Growth differentiation factor 11 (GDF11) and GDF8 (also known as myostatin/MSTN) are closely-related members of the transforming growth factor β (TGFβ) family of extracellular ligands. Due to the high sequence identity of their functional mature domains, the two ligands were long believed to serve similar or redundant roles in mammalian skeletal and cardiac muscle development and regulation. However, GDF11 has been shown to be more potent in activating the SMAD2/3 pathway than GDF8 in vitro, and in the myocardium in vivo, likely due to more efficient utilization of key signaling receptors.
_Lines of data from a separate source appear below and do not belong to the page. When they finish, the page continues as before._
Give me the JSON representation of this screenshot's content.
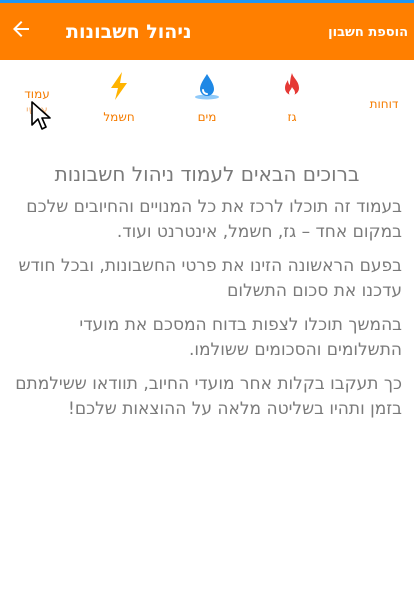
{
  "header": {
    "title": "ניהול חשבונות",
    "add_account_label": "הוספת חשבון"
  },
  "nav": {
    "items": [
      {
        "label": "דוחות",
        "icon": "reports"
      },
      {
        "label": "גז",
        "icon": "flame-icon"
      },
      {
        "label": "מים",
        "icon": "water-drop-icon"
      },
      {
        "label": "חשמל",
        "icon": "lightning-icon"
      },
      {
        "label_line1": "עמוד",
        "label_line2": "אישי",
        "icon": "none"
      }
    ]
  },
  "content": {
    "welcome": "ברוכים הבאים לעמוד ניהול חשבונות",
    "paragraphs": [
      "בעמוד זה תוכלו לרכז את כל המנויים והחיובים שלכם במקום אחד – גז, חשמל, אינטרנט ועוד.",
      "בפעם הראשונה הזינו את פרטי החשבונות, ובכל חודש עדכנו את סכום התשלום",
      "בהמשך תוכלו לצפות בדוח המסכם את מועדי התשלומים והסכומים ששולמו.",
      "כך תעקבו בקלות אחר מועדי החיוב, תוודאו ששילמתם בזמן ותהיו בשליטה מלאה על ההוצאות שלכם!"
    ]
  },
  "colors": {
    "appbar": "#ff7f00",
    "accent_text": "#f57c00",
    "flame": "#e53935",
    "water": "#1e88e5",
    "lightning": "#ffb300",
    "body_text": "#7a7a7a"
  }
}
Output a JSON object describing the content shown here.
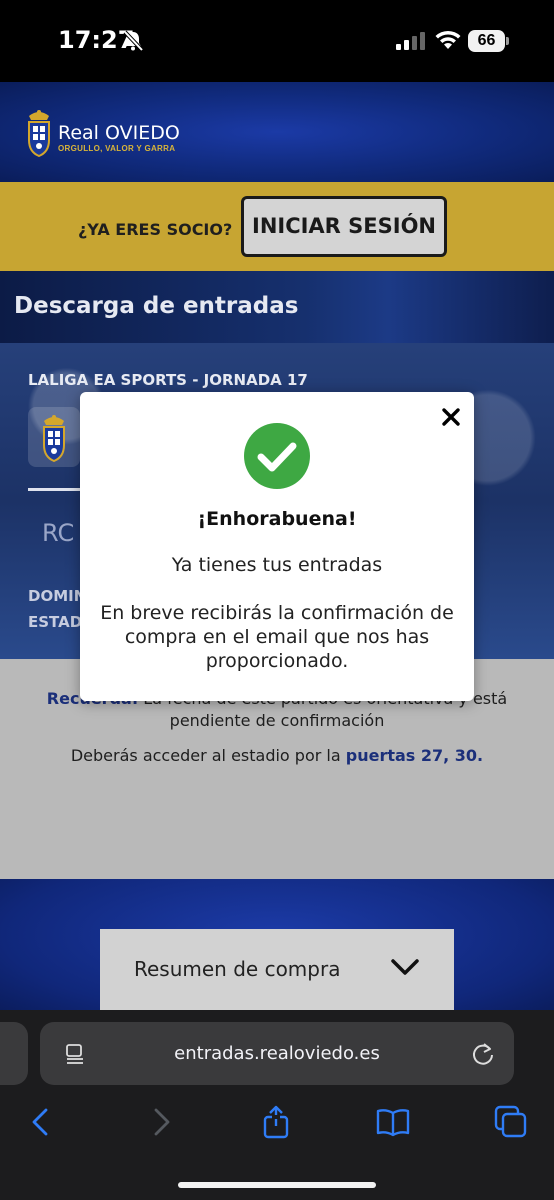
{
  "status_bar": {
    "time": "17:27",
    "battery": "66"
  },
  "header": {
    "brand_name": "Real OVIEDO",
    "brand_tagline": "ORGULLO, VALOR Y GARRA"
  },
  "socio_bar": {
    "question": "¿YA ERES SOCIO?",
    "login_label": "INICIAR SESIÓN"
  },
  "section": {
    "title": "Descarga de entradas"
  },
  "match": {
    "competition": "LALIGA EA SPORTS - JORNADA 17",
    "team_partial": "RC",
    "date_partial": "DOMIN",
    "stadium_partial": "ESTAD"
  },
  "info": {
    "reminder_label": "Recuerda:",
    "reminder_text": " La fecha de este partido es orientativa y está",
    "reminder_text_2": "pendiente de confirmación",
    "access_text": "Deberás acceder al estadio por la ",
    "access_gates": "puertas 27, 30."
  },
  "summary": {
    "label": "Resumen de compra"
  },
  "modal": {
    "title": "¡Enhorabuena!",
    "message": "Ya tienes tus entradas",
    "detail": "En breve recibirás la confirmación de compra en el email que nos has proporcionado."
  },
  "browser": {
    "url": "entradas.realoviedo.es"
  },
  "colors": {
    "brand_blue": "#10277a",
    "gold": "#c7a532",
    "success_green": "#3ea843"
  }
}
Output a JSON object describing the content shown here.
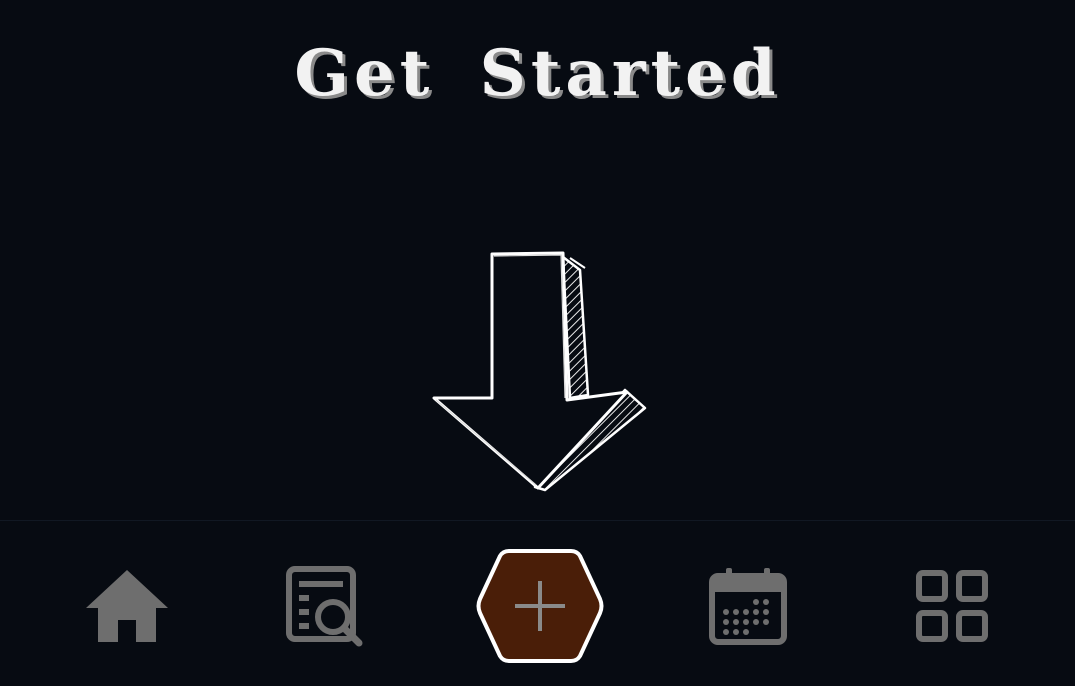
{
  "main": {
    "title": "Get Started",
    "arrow_icon": "hand-drawn-down-arrow-icon"
  },
  "bottom_nav": {
    "items": [
      {
        "id": "home",
        "icon": "home-icon"
      },
      {
        "id": "search-list",
        "icon": "list-search-icon"
      },
      {
        "id": "add",
        "icon": "plus-icon"
      },
      {
        "id": "calendar",
        "icon": "calendar-icon"
      },
      {
        "id": "grid",
        "icon": "grid-icon"
      }
    ]
  },
  "colors": {
    "background": "#070b12",
    "icon_gray": "#6e6e6e",
    "add_button_fill": "#4a1e08",
    "add_button_border": "#ffffff",
    "title_text": "#f2f2f2"
  }
}
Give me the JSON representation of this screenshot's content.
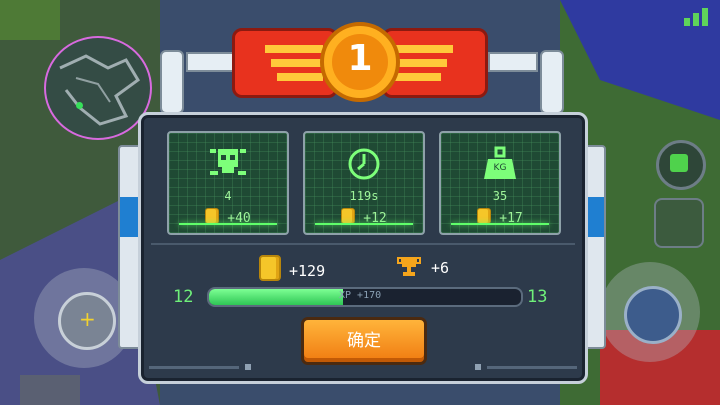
{
  "header": {
    "rank": "1"
  },
  "stats": [
    {
      "icon": "skull-icon",
      "value": "4",
      "bonus": "+40"
    },
    {
      "icon": "clock-icon",
      "value": "119s",
      "bonus": "+12"
    },
    {
      "icon": "weight-icon",
      "value": "35",
      "bonus": "+17",
      "icon_label": "KG"
    }
  ],
  "rewards": {
    "coins": "+129",
    "trophies": "+6"
  },
  "level": {
    "current": "12",
    "next": "13",
    "xp_label": "XP +170",
    "progress": 0.43
  },
  "buttons": {
    "confirm": "确定"
  },
  "colors": {
    "accent_green": "#6ff07a",
    "button_orange": "#f89a24",
    "banner_red": "#e8321e"
  }
}
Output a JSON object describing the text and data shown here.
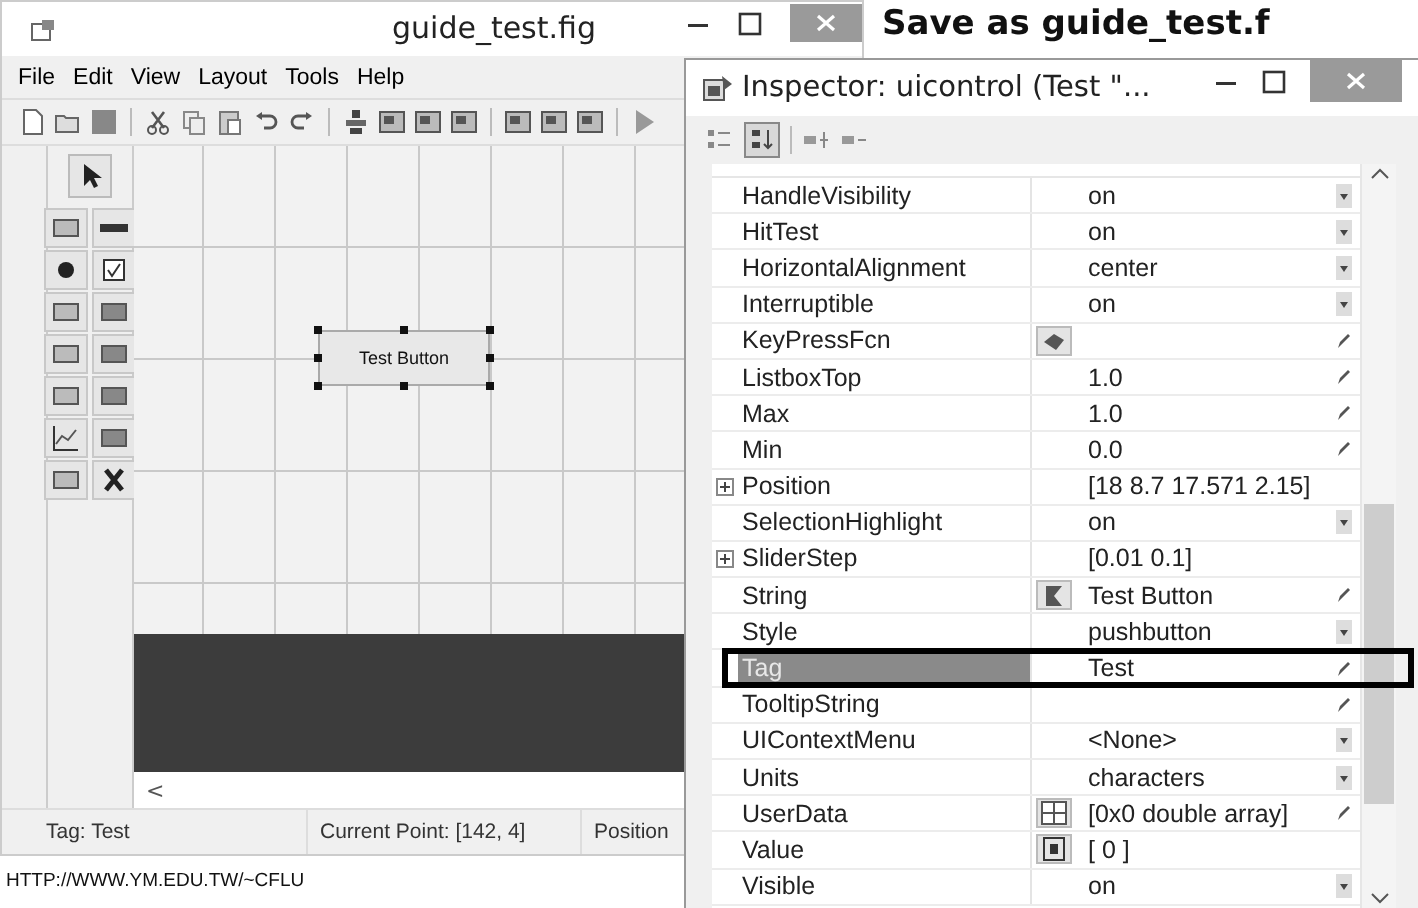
{
  "slide": {
    "title": "Save as guide_test.f",
    "footer": "HTTP://WWW.YM.EDU.TW/~CFLU"
  },
  "guide_window": {
    "title": "guide_test.fig",
    "menu": [
      "File",
      "Edit",
      "View",
      "Layout",
      "Tools",
      "Help"
    ],
    "canvas_button": {
      "label": "Test Button",
      "selected": true
    },
    "scroll_arrow": "<",
    "status_bar": [
      "Tag: Test",
      "Current Point:  [142, 4]",
      "Position"
    ]
  },
  "inspector": {
    "title": "Inspector:  uicontrol (Test \"...",
    "view_toggles": [
      {
        "kind": "categorized",
        "selected": false
      },
      {
        "kind": "alphabetical",
        "selected": true
      }
    ],
    "properties": [
      {
        "name": "HandleVisibility",
        "value": "on",
        "kind": "choice",
        "selected": false
      },
      {
        "name": "HitTest",
        "value": "on",
        "kind": "choice",
        "selected": false
      },
      {
        "name": "HorizontalAlignment",
        "value": "center",
        "kind": "choice",
        "selected": false
      },
      {
        "name": "Interruptible",
        "value": "on",
        "kind": "choice",
        "selected": false
      },
      {
        "name": "KeyPressFcn",
        "kind": "callback",
        "selected": false
      },
      {
        "name": "ListboxTop",
        "value": "1.0",
        "kind": "edit",
        "selected": false
      },
      {
        "name": "Max",
        "value": "1.0",
        "kind": "edit",
        "selected": false
      },
      {
        "name": "Min",
        "value": "0.0",
        "kind": "edit",
        "selected": false
      },
      {
        "name": "Position",
        "value": "[18 8.7 17.571 2.15]",
        "kind": "vector",
        "expanded": false,
        "selected": false
      },
      {
        "name": "SelectionHighlight",
        "value": "on",
        "kind": "choice",
        "selected": false
      },
      {
        "name": "SliderStep",
        "value": "[0.01 0.1]",
        "kind": "vector",
        "expanded": false,
        "selected": false
      },
      {
        "name": "String",
        "value": "Test Button",
        "kind": "string",
        "selected": false
      },
      {
        "name": "Style",
        "value": "pushbutton",
        "kind": "choice",
        "selected": false
      },
      {
        "name": "Tag",
        "value": "Test",
        "kind": "edit",
        "selected": true
      },
      {
        "name": "TooltipString",
        "kind": "edit",
        "selected": false
      },
      {
        "name": "UIContextMenu",
        "value": "<None>",
        "kind": "choice",
        "selected": false
      },
      {
        "name": "Units",
        "value": "characters",
        "kind": "choice",
        "selected": false
      },
      {
        "name": "UserData",
        "value": "[0x0  double array]",
        "kind": "table",
        "selected": false
      },
      {
        "name": "Value",
        "value": "[ 0 ]",
        "kind": "array",
        "selected": false
      },
      {
        "name": "Visible",
        "value": "on",
        "kind": "choice",
        "selected": false
      }
    ]
  }
}
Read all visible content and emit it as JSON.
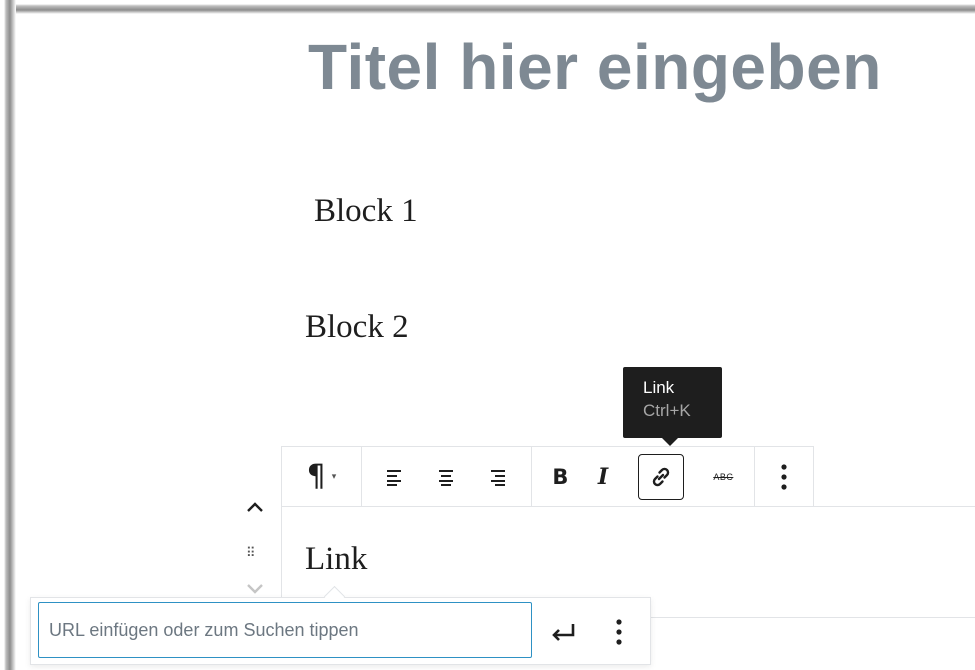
{
  "editor": {
    "title": "Titel hier eingeben",
    "blocks": [
      {
        "text": "Block 1"
      },
      {
        "text": "Block 2"
      },
      {
        "text": "Link"
      }
    ]
  },
  "tooltip": {
    "label": "Link",
    "shortcut": "Ctrl+K"
  },
  "toolbar": {
    "paragraph_icon": "¶",
    "dropdown_icon": "▾",
    "align_icons": [
      "align-left-icon",
      "align-center-icon",
      "align-right-icon"
    ],
    "bold": "B",
    "italic": "I",
    "strikethrough": "ABC",
    "link_icon": "link-icon",
    "more_icon": "more-vertical-icon"
  },
  "link_popover": {
    "placeholder": "URL einfügen oder zum Suchen tippen",
    "value": "",
    "submit_icon": "enter-icon",
    "more_icon": "more-vertical-icon"
  },
  "colors": {
    "title": "#7e8993",
    "text": "#1e1e1e",
    "border": "#e2e4e7",
    "focus": "#2e91c4",
    "tooltip_bg": "#1e1e1e"
  }
}
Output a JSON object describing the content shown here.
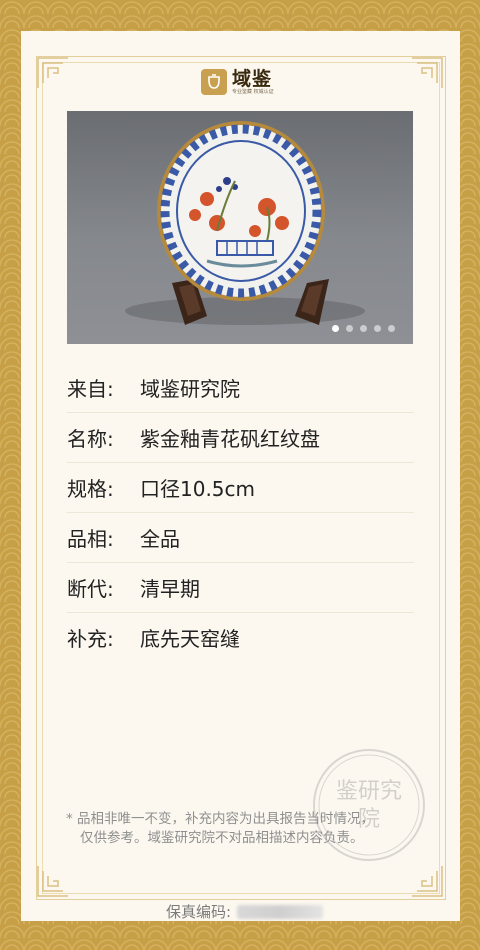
{
  "brand": {
    "name": "域鉴",
    "tagline": "专业鉴藏 权威认证"
  },
  "gallery": {
    "slide_count": 5,
    "active_index": 0
  },
  "details": [
    {
      "label": "来自:",
      "value": "域鉴研究院"
    },
    {
      "label": "名称:",
      "value": "紫金釉青花矾红纹盘"
    },
    {
      "label": "规格:",
      "value": "口径10.5cm"
    },
    {
      "label": "品相:",
      "value": "全品"
    },
    {
      "label": "断代:",
      "value": "清早期"
    },
    {
      "label": "补充:",
      "value": "底先天窑缝"
    }
  ],
  "note": {
    "line1": "* 品相非唯一不变，补充内容为出具报告当时情况，",
    "line2": "仅供参考。域鉴研究院不对品相描述内容负责。"
  },
  "serial": {
    "label": "保真编码:"
  },
  "stamp": {
    "text": "域鉴研究院"
  },
  "colors": {
    "gold": "#c79f47",
    "card": "#fcf8f0",
    "frame": "#e2cf9c"
  }
}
Crystal structure resolution of the GDF11:FS288 complex, apo-GDF11, and apo-GDF8 further revealed unique structural properties of the proteins, whereby substitution of GDF11 amino acid residues into GDF8 enhanced the activity of the resulting chimeric protein, compared to native GDF8. Building upon these previous investigations into the signaling activity and structural features of mature GDF11 and GDF8, we interrogated the potentially distinct endogenous functions of these ligands via genetic modifications that specifically target regions of their respective mature signaling domains. We have shown that key amino acids in the fingertip region of the GDF11 mature domain are specifically required for early-stage skeletal development. Substituting these amino acids with the corresponding residues from GDF8 results in unique prenatal axial skeletal transformations, without apparent perturbation of skeletal or cardiac muscle development or homeostasis. Additionally, we have characterized significant differences in skeletal muscle growth during early-stage development in chimeric mice with gain in potency of GDF8. These data support the notion that GDF11 and GDF8 are biologically distinct proteins during development in vivo. With this foundation, we have begun generation of new chimeric mice with genetic modifications targeting the GDF11 and GDF8 prodomains to determine whether molecular differences in their respective prodomains translate to differential functional outcomes or distinct pathway activation in vivo. Defining the roles of these ligands is crucial to the study of aging effects and to the potential development of therapeutics to reduce skeletal and cardiac muscle deterioration.